This blog's for ME

Almost 25 years old, asking my parents if I can sleep in their bed with them. I had thought I was going to be the 25th Prime Minister of Canada. Things had changed. 10 years later, I was still a scared little boy. The time had come to slap myself awake. One Saturday morning, November 19th, 2009, I declared to the world I would be riding my 10 year-old motorcycle from Vancouver, BC Canada to Rio de Janeiro, Brasil, and back.

The official departure was August 28th, 2010. A group of well-wishers saw me off at 8:03 am.

I arrived in Rio de Janeiro around 6 pm March 1st, 2011.



My return to Vancouver came on July 5th, 2011 about 2:00 pm.

Drug & alcohol abuse, ADD, social anxiety, health, chronic pain, night terrors.

So many concerns. But I am far more interested in this question: Do I have the capacity to make this trip despite all my shortcomings?

My mission: To inspire myself to face my fears, enlighten myself on how all living things can peacefully co-exist, enjoy every moment, and see the world as plentiful and generous.

Go ahead. Call me crazy. Call me anything you like.

I'm out to save my world.



I LOVE YOU ALL



Questions, comments, concerns, threats? Contact me: jason.chapman99@gmail.com


The 'New' Motor








Saturday and most of Sunday passed without a hitch, as we arrived in Santarem, ½ way down the river between Belem and Manaus. We left in the early afternoon, but realized we were heading back there and became suspicious. After some fussing and fretting, we found out there was a problem with the



motor, and we may not be able to leave until Friday, or almost a whole week. That was when all hell began to break loose.

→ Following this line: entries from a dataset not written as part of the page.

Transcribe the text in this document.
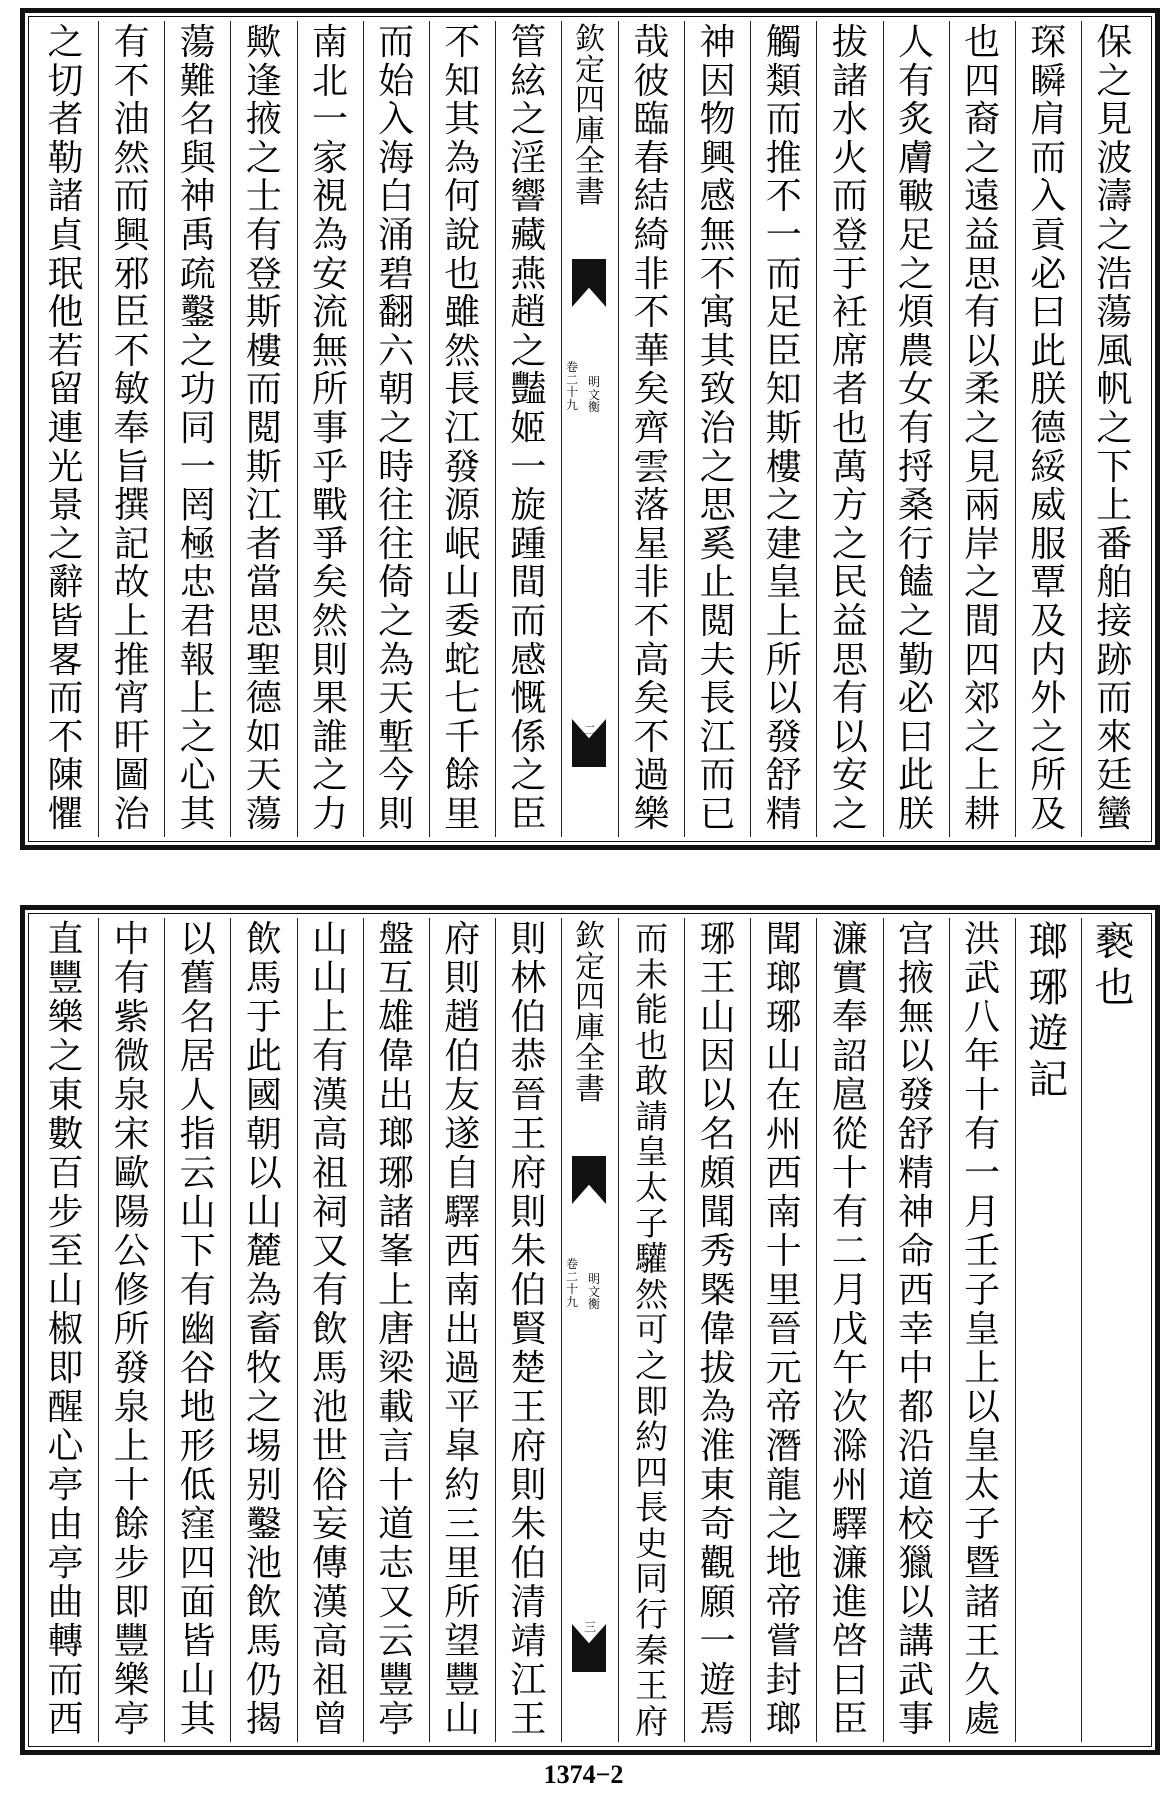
保
之
見
波
濤
之
浩
蕩
風
帆
之
下
上
番
舶
接
跡
而
來
廷
蠻
琛
瞬
肩
而
入
貢
必
曰
此
朕
德
綏
威
服
覃
及
内
外
之
所
及
也
四
裔
之
遠
益
思
有
以
柔
之
見
兩
岸
之
間
四
郊
之
上
耕
人
有
炙
膚
皸
足
之
煩
農
女
有
捋
桑
行
饁
之
勤
必
曰
此
朕
拔
諸
水
火
而
登
于
衽
席
者
也
萬
方
之
民
益
思
有
以
安
之
觸
類
而
推
不
一
而
足
臣
知
斯
樓
之
建
皇
上
所
以
發
舒
精
神
因
物
興
感
無
不
寓
其
致
治
之
思
奚
止
閲
夫
長
江
而
已
哉
彼
臨
春
結
綺
非
不
華
矣
齊
雲
落
星
非
不
高
矣
不
過
樂
欽
定
四
庫
全
書
明
文
衡
卷
二
十
九
二
管
絃
之
淫
響
藏
燕
趙
之
豔
姬
一
旋
踵
間
而
感
慨
係
之
臣
不
知
其
為
何
說
也
雖
然
長
江
發
源
岷
山
委
蛇
七
千
餘
里
而
始
入
海
白
涌
碧
翻
六
朝
之
時
往
往
倚
之
為
天
塹
今
則
南
北
一
家
視
為
安
流
無
所
事
乎
戰
爭
矣
然
則
果
誰
之
力
歟
逢
掖
之
士
有
登
斯
樓
而
閲
斯
江
者
當
思
聖
德
如
天
蕩
蕩
難
名
與
神
禹
疏
鑿
之
功
同
一
罔
極
忠
君
報
上
之
心
其
有
不
油
然
而
興
邪
臣
不
敏
奉
旨
撰
記
故
上
推
宵
旰
圖
治
之
切
者
勒
諸
貞
珉
他
若
留
連
光
景
之
辭
皆
畧
而
不
陳
懼
褻
也
瑯
琊
遊
記
洪
武
八
年
十
有
一
月
壬
子
皇
上
以
皇
太
子
暨
諸
王
久
處
宫
掖
無
以
發
舒
精
神
命
西
幸
中
都
沿
道
校
獵
以
講
武
事
濂
實
奉
詔
扈
從
十
有
二
月
戊
午
次
滁
州
驛
濂
進
啓
曰
臣
聞
瑯
琊
山
在
州
西
南
十
里
晉
元
帝
潛
龍
之
地
帝
嘗
封
瑯
琊
王
山
因
以
名
頗
聞
秀
槩
偉
拔
為
淮
東
奇
觀
願
一
遊
焉
而
未
能
也
敢
請
皇
太
子
驩
然
可
之
即
約
四
長
史
同
行
秦
王
府
欽
定
四
庫
全
書
明
文
衡
卷
二
十
九
三
則
林
伯
恭
晉
王
府
則
朱
伯
賢
楚
王
府
則
朱
伯
清
靖
江
王
府
則
趙
伯
友
遂
自
驛
西
南
出
過
平
皐
約
三
里
所
望
豐
山
盤
互
雄
偉
出
瑯
琊
諸
峯
上
唐
梁
載
言
十
道
志
又
云
豐
亭
山
山
上
有
漢
高
祖
祠
又
有
飲
馬
池
世
俗
妄
傳
漢
高
祖
曾
飲
馬
于
此
國
朝
以
山
麓
為
畜
牧
之
埸
别
鑿
池
飲
馬
仍
揭
以
舊
名
居
人
指
云
山
下
有
幽
谷
地
形
低
窪
四
面
皆
山
其
中
有
紫
微
泉
宋
歐
陽
公
修
所
發
泉
上
十
餘
步
即
豐
樂
亭
直
豐
樂
之
東
數
百
步
至
山
椒
即
醒
心
亭
由
亭
曲
轉
而
西
1374−2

Several of our new friends elected to leave. The poor Danish couple got shafted twice, and rumour had it they left without receiving their money back. That’s how upset she was at the way of life on the Amazon. The level of stress seemed to be higher with those who had made tight plans expecting a European-like efficiency in arrival time. Panic soon turned to acceptance, and the remaining group decided to decend upon Santarem on a Sunday night and make the best of it.



Monday featured a surprising cast of local heroes that took on the impossible task of getting the boat going again. I watched with interest as the welder cut open the metal wall surrounding the motor, wondering the scope of work to come. Hopes soared as we saw another motor on the back of a truck, and soon, it was on the front of another boat being roped up to hook on to the pulley wheels Tense moments ensued as the several ton motor was suspended between the neighbouring boat and ours, as the carrying boat pulled back to provide room. The men worked into the evening, and we all laid down our bets as to when we were leaving.



I heard the motor fire up early Tuesday morning, and although our final destination was still 2 days away, it felt a welcome blessing. A quick run into town was successful, as Gabriel grabbed some groceries for me while I found an internet shop where the owner spoke perfect English. We were told the boat was leaving at 10 am, and I was still on the computer at 9:55. Fortunately i ignored my mind’s prediction that the boat would be late again and ran back. Gabriel wiped his brow in mock relief as he saw me walk down the plank to our boat, and I felt i cut it very close We were on our way at 10:30, almost 48 hours after complete despair and worry.